Tak lama ia melepas kaca mata plusnya. Mengerjap-ngerjapkan kelopak matanya sebentar, lalu meletakkan kaca mata itu ke meja baca. Mungkin matanya sudah terasa lelah atau mulai mengatuk. Ia tutup buku bacaannya seraya menghela nafas panjang. Kemudian ia mematikan lampu bacanya. Seketika ruangan baca itu menjadi remang-remang. Hanya ada curai api perapian yang tak seberapa terang. Cahaya itu bergejolak memantul di wajah wanita tua itu. Cukup jelas, meski sudah dipenuhi keriput, tapi masih menyisakan kecantikannya di masa muda dulu. Wanita tua itu berdiri, menggeliat sebentar, melonggarkan otot-otot tubuhnya yang sering terasa kaku. Setelah itu ia berjalan menuju ke kamarnya. Belum sampai tangan kanannya meraih pegangan pintu kamar, tiba-tiba tubuhnya tersentak ke kanan. Ia kaget dan mengeluarkan suara pekikan tertahan. Sesosok tubuh yang lebih tinggi dari tubuhnya, telah merenggut dan memeluknya dari belakang. Membekap mulutnya sambil menempelkan sesuatu yang dingin dan berkilat ke lehernya. Leher yang mulai keriput itu telah dikalungi sebuah celurit! 

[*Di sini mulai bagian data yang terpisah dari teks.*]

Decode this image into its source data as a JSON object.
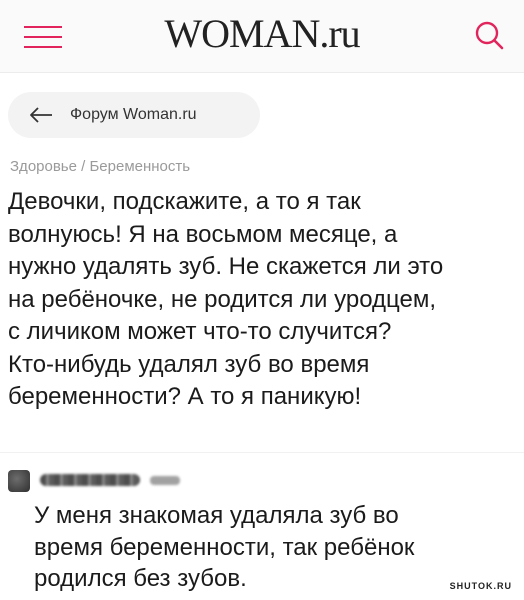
{
  "header": {
    "logo_text": "WOMAN.ru",
    "menu_icon": "hamburger-menu-icon",
    "search_icon": "search-icon",
    "accent_color": "#e1245b"
  },
  "back_link": {
    "label": "Форум Woman.ru",
    "icon": "arrow-left-icon"
  },
  "breadcrumb": "Здоровье / Беременность",
  "post": {
    "lines": [
      "Девочки, подскажите, а то я так",
      "волнуюсь! Я на восьмом месяце, а",
      "нужно удалять зуб. Не скажется ли это",
      "на ребёночке, не родится ли уродцем,",
      "с личиком может что-то случится?",
      "Кто-нибудь удалял зуб во время",
      "беременности? А то я паникую!"
    ]
  },
  "reply": {
    "lines": [
      "У меня знакомая удаляла зуб во",
      "время беременности, так ребёнок",
      "родился без зубов."
    ]
  },
  "watermark": "SHUTOK.RU"
}
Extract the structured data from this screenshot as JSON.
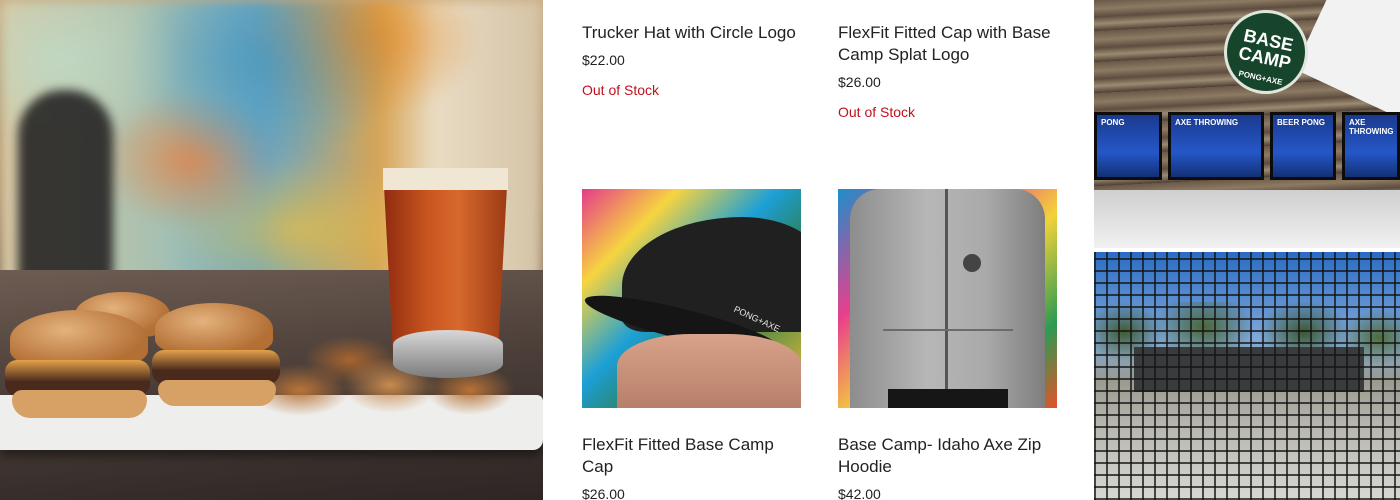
{
  "products": [
    {
      "title": "Trucker Hat with Circle Logo",
      "price": "$22.00",
      "stock": "Out of Stock"
    },
    {
      "title": "FlexFit Fitted Cap with Base Camp Splat Logo",
      "price": "$26.00",
      "stock": "Out of Stock"
    },
    {
      "title": "FlexFit Fitted Base Camp Cap",
      "price": "$26.00"
    },
    {
      "title": "Base Camp- Idaho Axe Zip Hoodie",
      "price": "$42.00"
    }
  ],
  "photo_text": {
    "sign_line1": "BASE",
    "sign_line2": "CAMP",
    "sign_line3": "PONG+AXE",
    "cap_logo": "PONG+AXE",
    "screens": [
      "PONG",
      "AXE THROWING",
      "BEER PONG",
      "AXE THROWING"
    ]
  },
  "colors": {
    "out_of_stock": "#c0121c",
    "text": "#222222"
  }
}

            “Jangan berteriak, kalau ingin selamat!” Ancam sosok tinggi jangkung itu setengah berbisik. Suaranya terdengar serak dan berat. Wanita tua yang ada dalam dekapannya itu menghentikan gerakan-gerakan merontanya. Tapi matanya menyiratkan ketakutan yang amat sangat. Tubuhnya makin gemetaran. Mukanya jadi pucat seperti mayat dan keringat dingin mengucur dari tubuhnya. Apalagi ditambah kemunculan dua sosok lain yang mengenakan topeng hitam, menerobos masuk ke ruang baca itu. Mereka mengenakan topeng yang hanya memperlihatkan lingkaran di kedua mata saja. Mata-mata merah yang tajam, liar dan penuh ancaman. Masing-masing bersenjatakan golok. Wanita tua itu sedang dirampok oleh tiga orang bertopeng!

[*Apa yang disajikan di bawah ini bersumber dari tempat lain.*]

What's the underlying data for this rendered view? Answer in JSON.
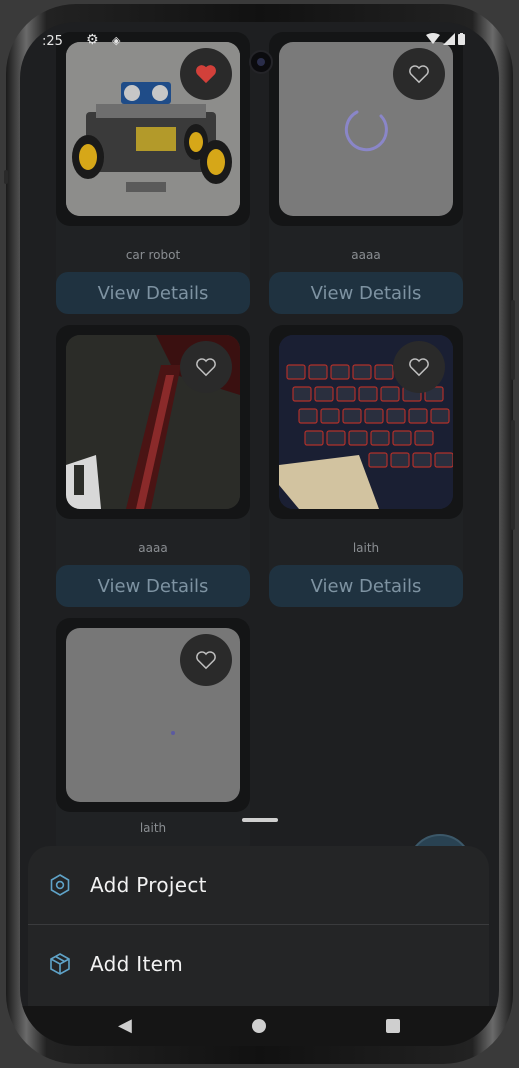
{
  "status_bar": {
    "time": ":25",
    "gear_icon": "gear-icon",
    "extra_icon": "notification-dot-icon",
    "wifi_icon": "wifi-icon",
    "signal_icon": "cell-signal-icon",
    "battery_icon": "battery-icon"
  },
  "cards": [
    {
      "title": "car robot",
      "button": "View Details",
      "favorited": true,
      "image": "robot-car-photo"
    },
    {
      "title": "aaaa",
      "button": "View Details",
      "favorited": false,
      "image": "loading-placeholder"
    },
    {
      "title": "aaaa",
      "button": "View Details",
      "favorited": false,
      "image": "dark-photo"
    },
    {
      "title": "laith",
      "button": "View Details",
      "favorited": false,
      "image": "keyboard-photo"
    },
    {
      "title": "laith",
      "button": "",
      "favorited": false,
      "image": "blank-placeholder"
    }
  ],
  "sheet": {
    "add_project": "Add Project",
    "add_item": "Add Item",
    "project_icon": "hexagon-icon",
    "item_icon": "box-icon"
  },
  "nav": {
    "back_icon": "back-triangle-icon",
    "home_icon": "home-circle-icon",
    "recent_icon": "recents-square-icon"
  },
  "colors": {
    "favorite": "#d2403a",
    "button_bg": "#1f3240",
    "accent": "#5fa3c8"
  }
}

“Dengar! Kami hanya butuh barang berharga, tapi kalau kau tak mau bekerja sama, nyawamu yang sudah uzur itu akan kami ambil juga!” bentak orang yang bertubuh pendek tapi kekar itu sambil mengacungkan goloknya. Dengan gemetaran wanita tua yang mulutnya masih dibekap itu mengangguk-anggukkan kepalanya.

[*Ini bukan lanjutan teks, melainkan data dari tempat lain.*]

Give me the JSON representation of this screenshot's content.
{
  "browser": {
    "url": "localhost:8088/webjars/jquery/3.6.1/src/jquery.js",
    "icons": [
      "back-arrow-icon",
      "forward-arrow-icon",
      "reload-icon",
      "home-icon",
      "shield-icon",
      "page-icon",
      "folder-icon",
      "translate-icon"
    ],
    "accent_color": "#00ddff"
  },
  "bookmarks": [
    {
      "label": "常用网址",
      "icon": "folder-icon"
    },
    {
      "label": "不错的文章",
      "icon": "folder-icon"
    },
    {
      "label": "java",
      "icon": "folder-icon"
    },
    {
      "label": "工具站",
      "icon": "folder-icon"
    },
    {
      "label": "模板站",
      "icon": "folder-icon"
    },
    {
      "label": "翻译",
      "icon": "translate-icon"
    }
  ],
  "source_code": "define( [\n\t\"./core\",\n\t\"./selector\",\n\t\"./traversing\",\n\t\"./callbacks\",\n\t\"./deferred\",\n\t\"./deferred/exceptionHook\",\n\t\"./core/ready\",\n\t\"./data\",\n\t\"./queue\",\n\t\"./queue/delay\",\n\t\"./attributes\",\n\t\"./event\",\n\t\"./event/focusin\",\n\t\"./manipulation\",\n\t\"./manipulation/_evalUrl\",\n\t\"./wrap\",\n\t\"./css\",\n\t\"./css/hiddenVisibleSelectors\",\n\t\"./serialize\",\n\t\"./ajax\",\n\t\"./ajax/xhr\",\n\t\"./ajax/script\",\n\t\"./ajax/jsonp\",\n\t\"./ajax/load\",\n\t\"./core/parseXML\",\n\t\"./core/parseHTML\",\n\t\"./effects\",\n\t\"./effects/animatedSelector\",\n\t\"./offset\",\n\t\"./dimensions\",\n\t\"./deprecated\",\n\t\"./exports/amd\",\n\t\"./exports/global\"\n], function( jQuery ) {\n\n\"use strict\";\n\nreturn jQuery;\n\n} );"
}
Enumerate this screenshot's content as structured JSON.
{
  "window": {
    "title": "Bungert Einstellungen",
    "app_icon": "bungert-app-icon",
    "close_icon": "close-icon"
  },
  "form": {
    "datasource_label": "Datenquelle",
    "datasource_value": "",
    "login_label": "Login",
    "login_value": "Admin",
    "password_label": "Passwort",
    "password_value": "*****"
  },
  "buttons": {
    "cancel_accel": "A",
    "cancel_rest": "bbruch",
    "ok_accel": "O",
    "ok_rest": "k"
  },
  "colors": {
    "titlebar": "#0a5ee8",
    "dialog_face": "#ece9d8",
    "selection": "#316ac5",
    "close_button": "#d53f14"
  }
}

“Bagus. Temanku itu akan melepaskanmu. Tapi kalau kau mencoba berteriak, celurit yang menempel di lehermu itu akan ditarik dan kepalamu akan menggelinding di lantai. Setelah itu kau akan menyusul pembantumu. Mengerti!” Ancam orang yang bertubuh kekar itu lagi. Tampaknya ia yang jadi pimpinan kawanan rampok itu. Wanita tua itu seperti hendak berteriak, mendengar kata-kata pimpinan rampok barusan. Sebut saja ia Rampok Satu atau Kepala Rampok. Gelagatnya mereka telah menghabisi Mbok Yem, satu-satunya pembantu di villa mewah itu.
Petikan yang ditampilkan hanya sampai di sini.